News & AnalysisScotland

Scottish Hospitals Inquiry: Drive private profit out of the NHS

Jimmy Haddow

The Scottish Hospitals Inquiry was established in August 2020 (costing to date £31 million) to investigate serious patient safety concerns following infections and at least six deaths at the Queen Elizabeth University Hospital (QEUH) campus in Glasgow, including a 10-year-old child, a young adult of 23 and a 73 year old pensioner.

The inquiry is examining the design, construction, and maintenance of the Glasgow site and the Royal Hospital for Children and Young People in Edinburgh (RHCYP).

A series of bacterial infections, particularly affecting immunocompromised children in Edinburgh and Glasgow, raised questions about the safety of the hospital’s water and ventilation systems.

Investigations focused on whether the building environment at both the QEUH and the delayed Edinburgh hospital contributed to patient harm. Reports of pigeon droppings near ventilation intakes, water contamination, and issues with air pressure prompted investigation into whether the hospitals were fit for purpose.

The inquiry was examining how the delayed opening of the Edinburgh facility impacted patient safety, as well as the overall management of construction projects by NHS Greater Glasgow and Clyde and NHS Lothian.

Both hospitals were plagued with building problems and accusations of pushing for the opening of for political expedience by the SNP Scottish government.

The Inquiry was established in September 2019 because of a catalogue of complaints from families of patients who had become ill or died through infections while in hospital and from medical whistleblowers who had raised complaints and were bullied by NHS management.

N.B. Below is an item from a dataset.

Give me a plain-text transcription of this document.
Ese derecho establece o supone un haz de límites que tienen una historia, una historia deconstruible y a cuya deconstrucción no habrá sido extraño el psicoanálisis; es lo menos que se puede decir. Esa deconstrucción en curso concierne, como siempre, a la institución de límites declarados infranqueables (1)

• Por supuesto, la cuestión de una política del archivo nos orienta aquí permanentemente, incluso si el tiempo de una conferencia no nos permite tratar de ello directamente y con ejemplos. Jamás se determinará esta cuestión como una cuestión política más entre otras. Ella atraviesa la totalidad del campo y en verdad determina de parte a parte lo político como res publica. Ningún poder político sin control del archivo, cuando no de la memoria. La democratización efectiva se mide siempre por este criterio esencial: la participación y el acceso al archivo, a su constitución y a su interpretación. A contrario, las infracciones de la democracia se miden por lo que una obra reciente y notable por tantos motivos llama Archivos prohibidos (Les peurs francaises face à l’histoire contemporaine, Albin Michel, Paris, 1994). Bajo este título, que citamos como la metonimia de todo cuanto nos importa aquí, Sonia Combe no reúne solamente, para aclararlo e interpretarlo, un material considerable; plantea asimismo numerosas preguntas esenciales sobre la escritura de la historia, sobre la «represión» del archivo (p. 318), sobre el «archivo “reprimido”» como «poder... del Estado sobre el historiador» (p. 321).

Part of the evidence from the families was that they were lied to, demeaned and smeared when they challenged the management of the hospitals about water contamination in the hospitals that caused infections to patients with blood disorders and cancer.

It was only in January 2026 that the Health Boards of both hospitals admitted to the Inquiry that it was the water system that caused the infections of some cancer patients.

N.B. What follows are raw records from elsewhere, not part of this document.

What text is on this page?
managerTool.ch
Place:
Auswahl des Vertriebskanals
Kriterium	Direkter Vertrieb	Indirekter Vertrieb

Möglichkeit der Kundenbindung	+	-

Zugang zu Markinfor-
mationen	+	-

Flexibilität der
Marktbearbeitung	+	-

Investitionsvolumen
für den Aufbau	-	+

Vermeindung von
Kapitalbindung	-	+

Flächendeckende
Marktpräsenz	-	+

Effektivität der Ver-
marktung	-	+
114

The Inquiry was told in March 2024 that NHS Lothian accepted the handover of the RHCYP unfinished to stop the private consortium – IHSL Group – behind the deal going bust just months before the facility was due to open in July 2019.

If IHSL went bust then NHS Lothian faced paying out at least £150 million to get the project finished.
The financing of the building of both hospitals seems to be a complicated formulation of public money, including the Non-Profit Distributing public private partnership (NPD).

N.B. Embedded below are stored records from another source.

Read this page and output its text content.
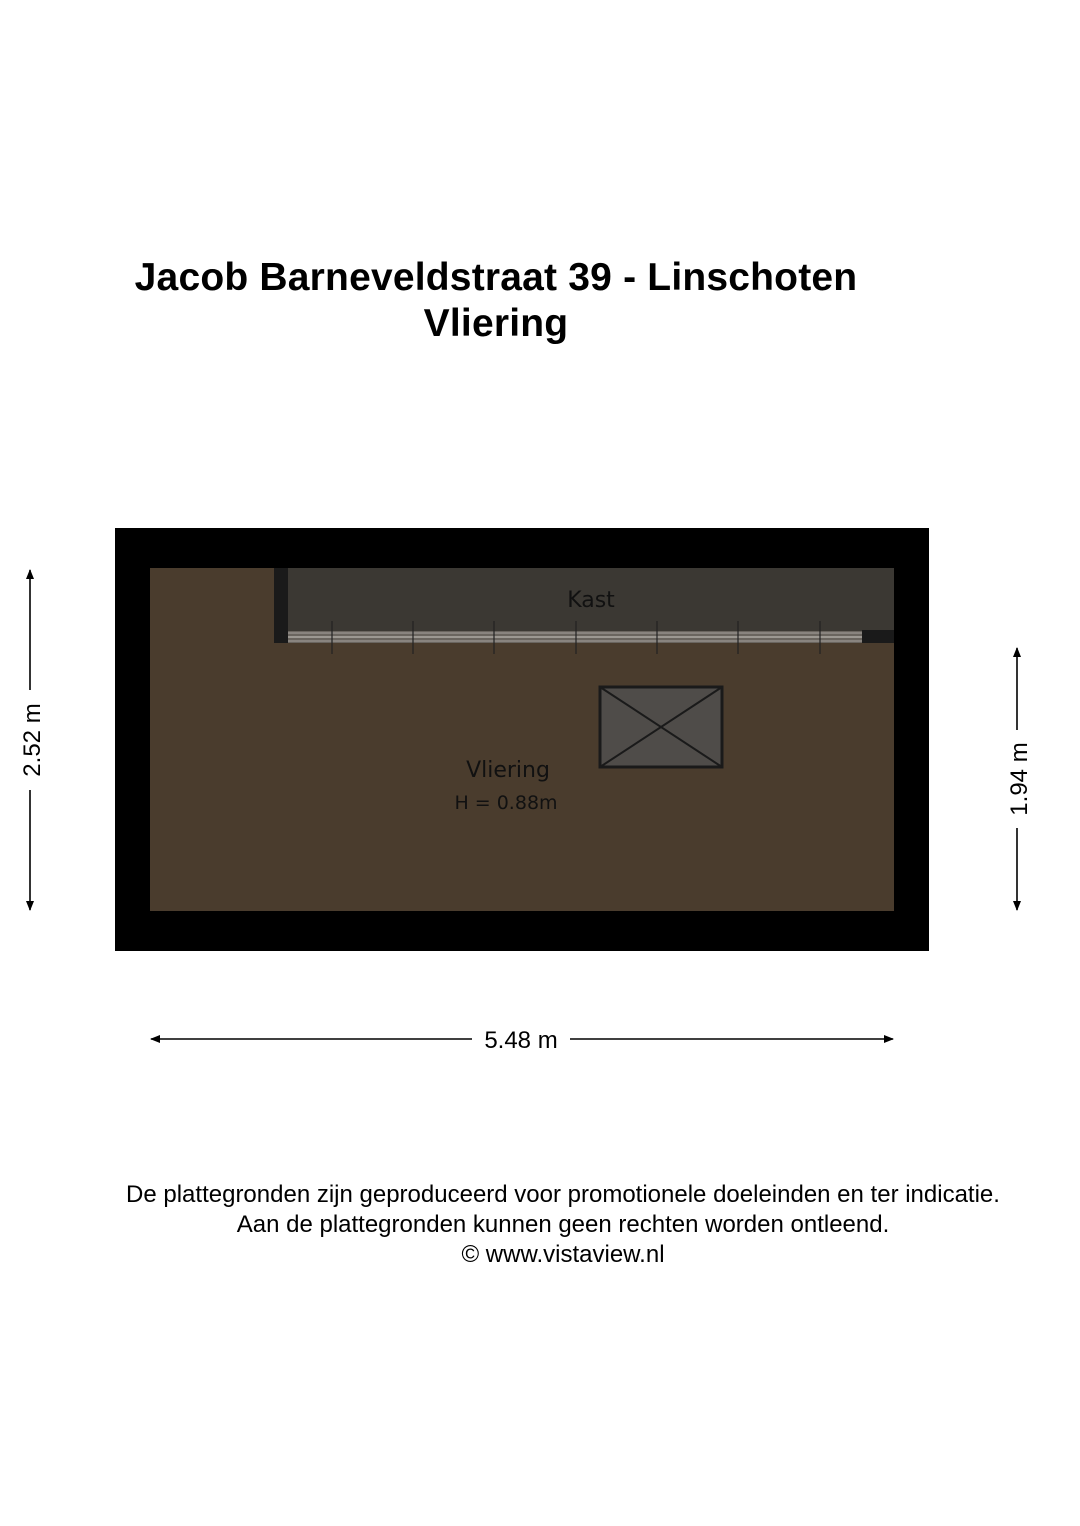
Jacob Barneveldstraat 39 - Linschoten
Vliering
Kast
Vliering
H = 0.88m
2.52 m
1.94 m
5.48 m
De plattegronden zijn geproduceerd voor promotionele doeleinden en ter indicatie.
Aan de plattegronden kunnen geen rechten worden ontleend.
© www.vistaview.nl
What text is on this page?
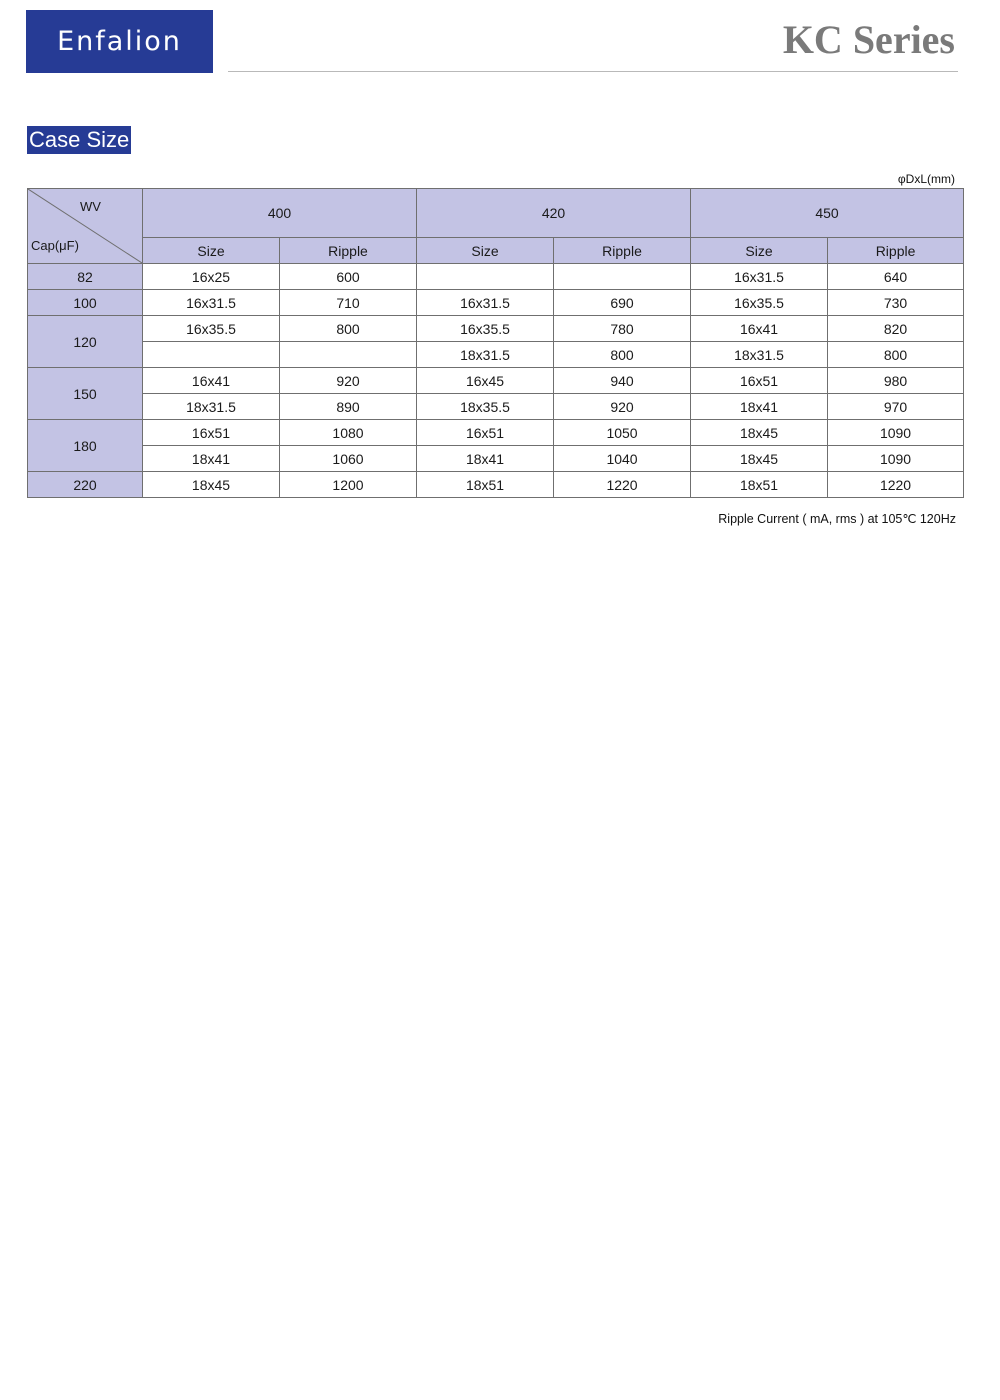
Enfalion	KC Series
Case Size
φDxL(mm)
WV
Cap(μF)	400		420		450	
	Size	Ripple	Size	Ripple	Size	Ripple
82	16x25	600			16x31.5	640
100	16x31.5	710	16x31.5	690	16x35.5	730
120	16x35.5	800	16x35.5	780	16x41	820
			18x31.5	800	18x31.5	800
150	16x41	920	16x45	940	16x51	980
	18x31.5	890	18x35.5	920	18x41	970
180	16x51	1080	16x51	1050	18x45	1090
	18x41	1060	18x41	1040	18x45	1090
220	18x45	1200	18x51	1220	18x51	1220
Ripple Current ( mA, rms ) at 105℃ 120Hz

All are a drain on public financial resources. For example, NHS Lothian have around a dozen PFI/PPP/NPD funded projects and the associated costs of servicing and maintaining contracts was sucking over £100 million a year from NHS Lothian’s revenue budget. That is enough to pay the salaries for up to 3000 extra nurses, doctors and other staff in the Lothian NHS.

The public inquiry into the hospitals scandal should not be run by the establishment. A genuine inquiry should be organised by the trade unions in the NHS, with patient and family representatives and the working class movement as a whole.

Socialist Party Scotland fights for a socialist NHS. We say end the profit making con of PFI/PPP/NPD schemes and nationalise all the big private companies and banks without compensation involved in the NHS. Place the pharmaceutical industry under workers’ control and management and plan for a socialist NHS.